But then, it doesn't matter what some people ask. What really matters is what the few people capable of writing multi-million dollar checks ask. And at least one highly visible Republican mega-donor is wondering whether his money was spent the way he wanted it to be. The problem, retired mutual fund executive Foster Freiss told The Los Angeles Times for an article published Thursday, has to do with transparency.
"You have no idea of the financial structuring of a lot of these outside groups in terms of how much went to the actual delivery of a message," Friess said, "versus how many dollars were taken off as fees to the people running them."
Friess told the Times he'd ideally like a change to campaign finance rules that would allow donors like him to give their big checks directly to candidates. Nevertheless, having just spent $5 million on a losing effort doesn't make Friess think the giving to outside groups is going to slow.
"My guess is that four years from now, the financial support will not drop off but may be even higher for the outside groups," he said.
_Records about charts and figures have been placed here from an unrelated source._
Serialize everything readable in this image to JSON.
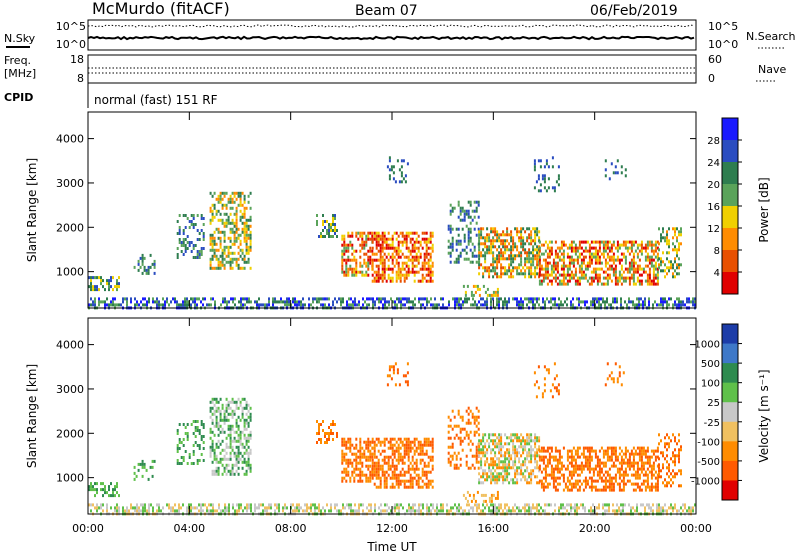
{
  "header": {
    "station": "McMurdo (fitACF)",
    "beam": "Beam 07",
    "date": "06/Feb/2019"
  },
  "top_strip": {
    "left_label": "N.Sky",
    "right_label": "N.Search",
    "left_ticks": [
      "10^5",
      "10^0"
    ],
    "right_ticks": [
      "10^5",
      "10^0"
    ]
  },
  "freq_strip": {
    "left_label_1": "Freq.",
    "left_label_2": "[MHz]",
    "left_ticks": [
      "18",
      "8"
    ],
    "right_label": "Nave",
    "right_ticks": [
      "60",
      "0"
    ]
  },
  "cpid": {
    "label": "CPID",
    "value": "normal (fast) 151 RF"
  },
  "chart_data": [
    {
      "type": "heatmap",
      "name": "power",
      "ylabel": "Slant Range [km]",
      "ylim": [
        180,
        4600
      ],
      "yticks": [
        "1000",
        "2000",
        "3000",
        "4000"
      ],
      "xlim": [
        0,
        24
      ],
      "colorbar_label": "Power [dB]",
      "colorbar_ticks": [
        "4",
        "8",
        "12",
        "16",
        "20",
        "24",
        "28"
      ],
      "colorbar_colors": [
        "#1a1aff",
        "#2a4cc0",
        "#2e7d4f",
        "#5aa35a",
        "#f0d000",
        "#ff8c00",
        "#e85000",
        "#e00000"
      ]
    },
    {
      "type": "heatmap",
      "name": "velocity",
      "ylabel": "Slant Range [km]",
      "ylim": [
        180,
        4600
      ],
      "yticks": [
        "1000",
        "2000",
        "3000",
        "4000"
      ],
      "xlim": [
        0,
        24
      ],
      "xticks": [
        "00:00",
        "04:00",
        "08:00",
        "12:00",
        "16:00",
        "20:00",
        "00:00"
      ],
      "xlabel": "Time UT",
      "colorbar_label": "Velocity [m s⁻¹]",
      "colorbar_ticks": [
        "1000",
        "500",
        "100",
        "25",
        "-25",
        "-100",
        "-500",
        "-1000"
      ],
      "colorbar_colors": [
        "#1c3ca8",
        "#3e78c8",
        "#2e8b4f",
        "#5fc04a",
        "#c8c8c8",
        "#f0c060",
        "#ff8c00",
        "#ff5a00",
        "#e00000"
      ]
    }
  ]
}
Friess, who originally backed former Pennsylvania Sen. Rick Santorum's bid for the Republican nomination, gave large sums this cycle to the pro-Romney Restore Our Future, the pro-Santorum Red, White & Blue Fund, and FreedomWorks. In February, Friess got headlines and criticism for saying on national television that, back in his day, women "used Bayer Aspirin for contraceptives. The gals put it between their knees and it wasn't that costly."